Y es que, amigos/as míos/as, en la morocha, había poca marcha. De normal tienes que pedir permiso a los que te rodean hasta para pestañear, pero hoy, podías ir con los brazos extendidos en ambas pistas. ¿Qué pasa? Pues que el ambientillo era bueno, pero, claro, como estás acostumbrado a la aglomeración absoluta, hoy ha sido un poco raro estar ahí.
Lo único destacable de la noche, aparte de que aquello era un campo de nabos o, si lo preferís, un departamento de bomberos, es que me he encontrado allí con Josa, mi compañero de trabajo como jardinero.
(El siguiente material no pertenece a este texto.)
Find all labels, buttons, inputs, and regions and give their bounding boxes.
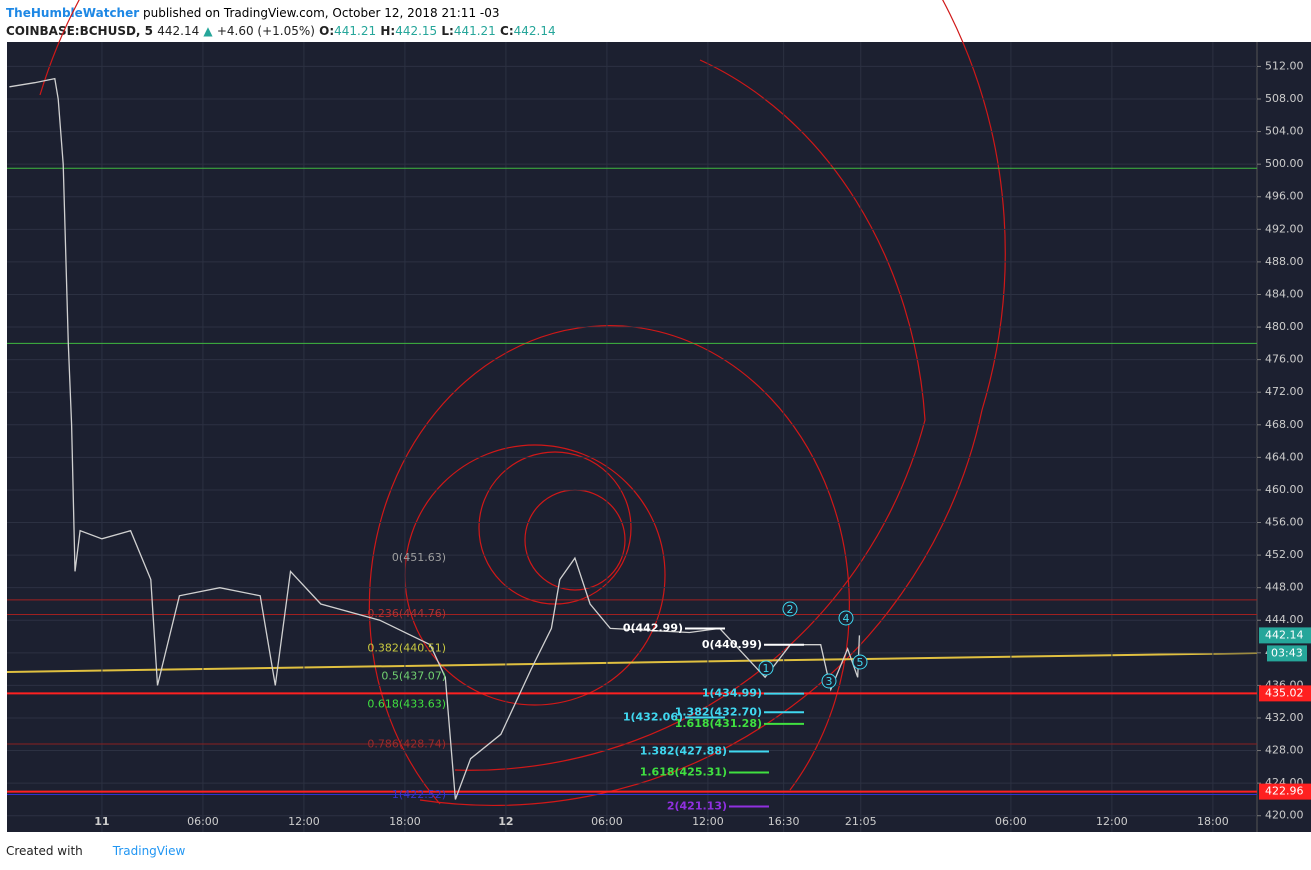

Sí, exatrax, el del nombre raro: Josafat. Él, de normal, se va de fiesta a Tuéjar donde está en un camping todo el año y tiene sus amigotes. Pero esta noche, por casualidades de la vida, era la primera vez que iba a Chiva. Bien. Ambos nos hemos encontrado un poco raros allí, de fiesta, cuando, de normal, estamos acostumbrados a "convivir" en un entorno laboral. Pero bueno. No ha estado mal la cosa.
Como decía arriba, y para concluir, el año que viene nos iremos a Cheste. Bien tocando en el circuito -ojalá- o, simplemente, a pegarnos allí la fiesta padre con todos los moteros venidos de todas partes y el verbenusco que se monta arriba de la avenida de Castilla.